Con la esperanza de olvidarme del sueño, miro a través de la ventana el claro amanecer, salgo de la cama y escojo la ropa al azar. En estos momentos no me encuentro muy obcecada en pensar qué ropa me pondré. Únicamente deseo que llegue mañana, a pesar de que solo con pensar en lo que ocurrirá siento los nervios a flor de piel y noto un nudo en el estómago.

Sin apenas ser consciente de ello, me encuentro temblan­do, con miedo de que la actuación en el concierto de música salga mal y que todo el mundo esté allí para verla.

Finalmente, me repito una y otra vez que todo irá bien. A fin de cuentas, he ensayado y tan solo me queda esperar que todo el esfuerzo concentrado en muchas horas diarias de ensayo no haya sido en vano. Una parte de mí sabe que está preparada, pero pensar que estaré delante de muchas perso­nas me genera un pánico que no sé cómo dejar atrás.
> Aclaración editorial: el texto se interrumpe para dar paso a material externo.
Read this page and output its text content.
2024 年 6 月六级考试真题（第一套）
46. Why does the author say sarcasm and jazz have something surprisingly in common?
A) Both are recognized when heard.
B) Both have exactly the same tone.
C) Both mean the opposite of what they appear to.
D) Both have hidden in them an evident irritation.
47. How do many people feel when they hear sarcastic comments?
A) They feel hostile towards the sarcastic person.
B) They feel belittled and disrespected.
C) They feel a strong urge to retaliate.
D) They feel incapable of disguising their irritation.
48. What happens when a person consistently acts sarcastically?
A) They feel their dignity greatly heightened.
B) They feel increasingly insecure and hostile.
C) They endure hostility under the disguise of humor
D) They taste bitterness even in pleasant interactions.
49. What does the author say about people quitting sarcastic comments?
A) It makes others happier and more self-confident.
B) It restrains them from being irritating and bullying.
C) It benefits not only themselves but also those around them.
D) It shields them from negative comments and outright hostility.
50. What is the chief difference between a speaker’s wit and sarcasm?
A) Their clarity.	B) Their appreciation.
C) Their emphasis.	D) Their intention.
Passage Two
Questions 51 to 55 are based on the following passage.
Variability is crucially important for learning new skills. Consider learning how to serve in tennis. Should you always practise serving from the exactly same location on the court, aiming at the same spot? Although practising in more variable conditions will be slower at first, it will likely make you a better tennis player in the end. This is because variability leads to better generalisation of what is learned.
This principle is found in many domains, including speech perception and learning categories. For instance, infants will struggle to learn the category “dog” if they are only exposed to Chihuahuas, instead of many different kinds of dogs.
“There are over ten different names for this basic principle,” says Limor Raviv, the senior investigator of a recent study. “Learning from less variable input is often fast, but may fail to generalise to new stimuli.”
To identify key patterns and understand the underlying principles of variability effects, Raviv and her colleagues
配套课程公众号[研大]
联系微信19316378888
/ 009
Tocar el piano enfrente de más de doscientas personas no es lo que me da miedo, lo que me aterroriza de verdad es que mi madre y mi abuelo estarán allí. Las personas que quisieron que tocara el piano de la misma manera que mi madre en su día llevó a cabo.

Desde pequeña, la música se ha ganado un rincón en mí y en este mundo siempre he encontrado consuelo y un lugar en el que sentirme cómoda. A base de tiempo, se ha transformado en algo que cada vez ha ganado más fuerza, pero secretamente sé que, pese a que nunca he rechista­do, no es lo que me llena y me hace feliz. A veces, me he planteado abandonar la música y atreverme de una vez por todas a decirle a mi madre que me quiero dedicar a la es­critura, que es mi verdadero sueño, pero no soy capaz de decírselo sin ver la sonrisa de ilusión que le provoca verme tocar el piano.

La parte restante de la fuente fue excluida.